In isolation, whether relative or extreme, "there aren't any psychological anchors in time and space that human beings ordinarily provide for us," Haney added. It is easy to just drift.
And for plenty of people, pandemic isolation has also been accompanied by geographical relocation — urbanites who have fled to the suburbs or the country, young people who have moved back home to live with their families — which can mess with their sense of time on a macro scale. What happened to the familiar chronology of their old lives? What stage of life are they actually in?
That may explain why Eric Kim, a food writer who moved from New York to live with his parents in an Atlanta suburb, spends so much time thinking about his homecoming king crown, which he found in his childhood bedroom closet.
"It's really ironic that it's in the closet, because I was closeted when I was in high school," Kim, 29, said. "I feel like I'm in my high school body again."
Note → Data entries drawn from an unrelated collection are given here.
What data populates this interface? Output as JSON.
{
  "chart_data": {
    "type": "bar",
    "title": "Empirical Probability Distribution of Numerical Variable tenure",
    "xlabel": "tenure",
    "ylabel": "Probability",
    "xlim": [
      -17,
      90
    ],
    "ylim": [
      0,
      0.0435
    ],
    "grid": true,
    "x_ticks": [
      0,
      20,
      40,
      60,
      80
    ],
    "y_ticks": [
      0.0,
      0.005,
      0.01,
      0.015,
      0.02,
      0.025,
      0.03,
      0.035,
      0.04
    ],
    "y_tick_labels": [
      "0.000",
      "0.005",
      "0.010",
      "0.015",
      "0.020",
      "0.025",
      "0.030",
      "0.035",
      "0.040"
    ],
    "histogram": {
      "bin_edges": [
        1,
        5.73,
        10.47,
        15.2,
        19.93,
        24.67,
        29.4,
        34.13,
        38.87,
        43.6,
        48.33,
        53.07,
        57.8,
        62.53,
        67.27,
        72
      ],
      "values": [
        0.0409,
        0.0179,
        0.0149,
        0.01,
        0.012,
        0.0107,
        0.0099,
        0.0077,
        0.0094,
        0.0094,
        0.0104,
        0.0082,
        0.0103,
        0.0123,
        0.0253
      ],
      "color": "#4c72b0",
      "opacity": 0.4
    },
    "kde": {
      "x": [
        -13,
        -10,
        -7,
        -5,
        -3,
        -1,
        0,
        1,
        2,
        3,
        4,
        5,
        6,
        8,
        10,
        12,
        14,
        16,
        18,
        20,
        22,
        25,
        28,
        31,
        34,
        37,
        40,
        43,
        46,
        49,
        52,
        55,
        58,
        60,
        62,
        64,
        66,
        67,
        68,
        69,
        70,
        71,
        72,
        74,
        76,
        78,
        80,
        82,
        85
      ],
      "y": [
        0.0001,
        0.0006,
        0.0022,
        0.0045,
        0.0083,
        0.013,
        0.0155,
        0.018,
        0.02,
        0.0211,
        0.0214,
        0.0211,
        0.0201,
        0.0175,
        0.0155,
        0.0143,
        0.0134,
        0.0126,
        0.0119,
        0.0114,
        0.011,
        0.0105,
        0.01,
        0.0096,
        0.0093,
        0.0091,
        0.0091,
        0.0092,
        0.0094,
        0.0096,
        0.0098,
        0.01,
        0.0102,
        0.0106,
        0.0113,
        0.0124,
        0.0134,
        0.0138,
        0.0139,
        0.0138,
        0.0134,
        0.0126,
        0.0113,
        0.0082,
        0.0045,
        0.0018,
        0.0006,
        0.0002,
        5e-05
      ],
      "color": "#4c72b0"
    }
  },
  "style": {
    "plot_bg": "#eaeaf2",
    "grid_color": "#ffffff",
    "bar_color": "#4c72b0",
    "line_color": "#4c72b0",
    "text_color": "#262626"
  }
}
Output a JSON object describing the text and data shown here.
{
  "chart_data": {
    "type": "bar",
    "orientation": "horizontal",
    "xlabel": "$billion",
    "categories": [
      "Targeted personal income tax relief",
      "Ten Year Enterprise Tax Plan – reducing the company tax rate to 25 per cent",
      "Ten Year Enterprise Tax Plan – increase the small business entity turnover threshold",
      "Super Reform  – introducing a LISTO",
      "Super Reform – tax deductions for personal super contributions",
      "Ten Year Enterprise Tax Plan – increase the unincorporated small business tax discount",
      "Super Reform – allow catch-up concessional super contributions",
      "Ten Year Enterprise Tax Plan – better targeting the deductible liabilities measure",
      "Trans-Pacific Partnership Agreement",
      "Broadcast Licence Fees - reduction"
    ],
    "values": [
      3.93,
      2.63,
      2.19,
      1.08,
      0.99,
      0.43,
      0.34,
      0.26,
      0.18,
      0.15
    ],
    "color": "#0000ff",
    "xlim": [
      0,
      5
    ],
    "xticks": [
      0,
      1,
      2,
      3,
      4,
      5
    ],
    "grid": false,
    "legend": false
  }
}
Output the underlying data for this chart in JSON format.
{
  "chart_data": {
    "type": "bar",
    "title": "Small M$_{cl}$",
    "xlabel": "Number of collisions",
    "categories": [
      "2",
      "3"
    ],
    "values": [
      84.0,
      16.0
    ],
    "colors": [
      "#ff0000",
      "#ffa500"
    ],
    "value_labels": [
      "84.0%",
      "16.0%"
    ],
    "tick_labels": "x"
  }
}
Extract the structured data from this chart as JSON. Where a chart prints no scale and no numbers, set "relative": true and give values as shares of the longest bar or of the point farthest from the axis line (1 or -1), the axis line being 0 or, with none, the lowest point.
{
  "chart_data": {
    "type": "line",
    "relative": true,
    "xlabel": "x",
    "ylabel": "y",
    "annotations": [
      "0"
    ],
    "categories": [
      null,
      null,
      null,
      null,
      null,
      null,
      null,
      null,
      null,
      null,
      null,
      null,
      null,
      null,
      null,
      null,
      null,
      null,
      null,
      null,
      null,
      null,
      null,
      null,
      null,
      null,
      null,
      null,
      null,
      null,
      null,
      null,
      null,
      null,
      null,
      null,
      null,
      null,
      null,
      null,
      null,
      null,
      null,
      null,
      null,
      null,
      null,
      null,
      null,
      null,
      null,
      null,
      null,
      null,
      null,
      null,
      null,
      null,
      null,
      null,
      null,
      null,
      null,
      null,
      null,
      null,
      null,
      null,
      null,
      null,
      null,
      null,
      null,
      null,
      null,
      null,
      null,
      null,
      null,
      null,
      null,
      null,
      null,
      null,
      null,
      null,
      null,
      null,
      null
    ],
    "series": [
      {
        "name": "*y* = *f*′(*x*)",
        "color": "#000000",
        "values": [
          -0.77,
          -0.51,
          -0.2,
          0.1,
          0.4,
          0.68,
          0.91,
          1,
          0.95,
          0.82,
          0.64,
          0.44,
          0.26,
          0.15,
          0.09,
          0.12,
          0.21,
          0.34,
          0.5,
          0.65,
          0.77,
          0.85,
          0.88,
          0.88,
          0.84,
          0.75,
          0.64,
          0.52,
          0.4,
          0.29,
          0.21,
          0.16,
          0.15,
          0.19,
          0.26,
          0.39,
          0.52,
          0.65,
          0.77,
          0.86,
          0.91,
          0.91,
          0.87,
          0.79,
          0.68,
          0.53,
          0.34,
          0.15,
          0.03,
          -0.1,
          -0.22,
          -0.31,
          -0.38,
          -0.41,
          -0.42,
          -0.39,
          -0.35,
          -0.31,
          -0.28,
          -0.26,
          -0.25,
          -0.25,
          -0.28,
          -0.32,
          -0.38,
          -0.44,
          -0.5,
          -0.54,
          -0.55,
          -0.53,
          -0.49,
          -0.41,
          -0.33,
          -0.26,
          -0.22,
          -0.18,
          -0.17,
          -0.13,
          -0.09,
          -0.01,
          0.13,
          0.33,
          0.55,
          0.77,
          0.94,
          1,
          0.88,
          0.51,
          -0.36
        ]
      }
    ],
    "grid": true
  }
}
As he hunkers over the stove alongside his mother, just like in his teens, preparing recipes for a cookbook on Korean home cooking, life becomes a time warp. "It's hard to see the future because time is moving very slowly," Kim said. "I feel like I've been here for a year, but I've actually been in Atlanta for three months."
Whether you're talking about the devastating Spanish flu of 1918 or the current crisis, "a pandemic screws up our sense of time," said Laura Spinney, author of the 2017 book "Pale Rider: The Spanish Flu of 1918 and How It Changed the World."
Then, as now, the mental exhaustion from the relentless sameness can lead some people to try to impose an artificial endpoint on the pandemic. "We've all had basically enough of wearing our masks and having our lives disrupted," Spinney said, "which is what we're seeing now with Covid fatigue."
That's one approach to dealing with a pandemic where time seemingly has no meaning. The other is simply to go with it.
For Taryn Southern, a futurist and documentary filmmaker in Los Angeles, the pandemic time warp of 2020 feels eerily similar to 2019, when her busy professional life ground to a halt as she underwent chemotherapy for Stage 3 breast cancer.
"You don't know if you're going to end up in the good or the bad side of fate," Southern, 34, said. "It's impossible to plan anything. You actually lose all sense of space and time because you're just too sick to interact or engage with the world in a normal way. I learned to just accept the insanity and take an absurdist view."
No wonder some people are imposing artificial structure on their days to anchor themselves in reality. Matt Buechele, an unemployed comedian in New York who has been racking up likes with his comic riffs about pandemic life on Instagram, keeps a journal to remind himself "that another day has ended," he said, "and that, for better or worse, another one will begin tomorrow."
Or perhaps we just need to remember that time is a human construct.
Greta Titelman, an actress in Los Angeles, was in Chile shooting episodes for "Los Espookys," a Spanish-language HBO comedy, when production shut down. Despite her career being largely on hold, Titelman said she has actually enjoyed the "simplified version" of time over the past eight months.
"Why don't we evolve out of time?" Titelman, 30, said. "Time just makes everyone anxious. We're always in competition with it: We overslept, we're running late. I always had this feeling like, 'I need to finish something this week, or something bad will happen.'
"Turns out," she added, "that's not true."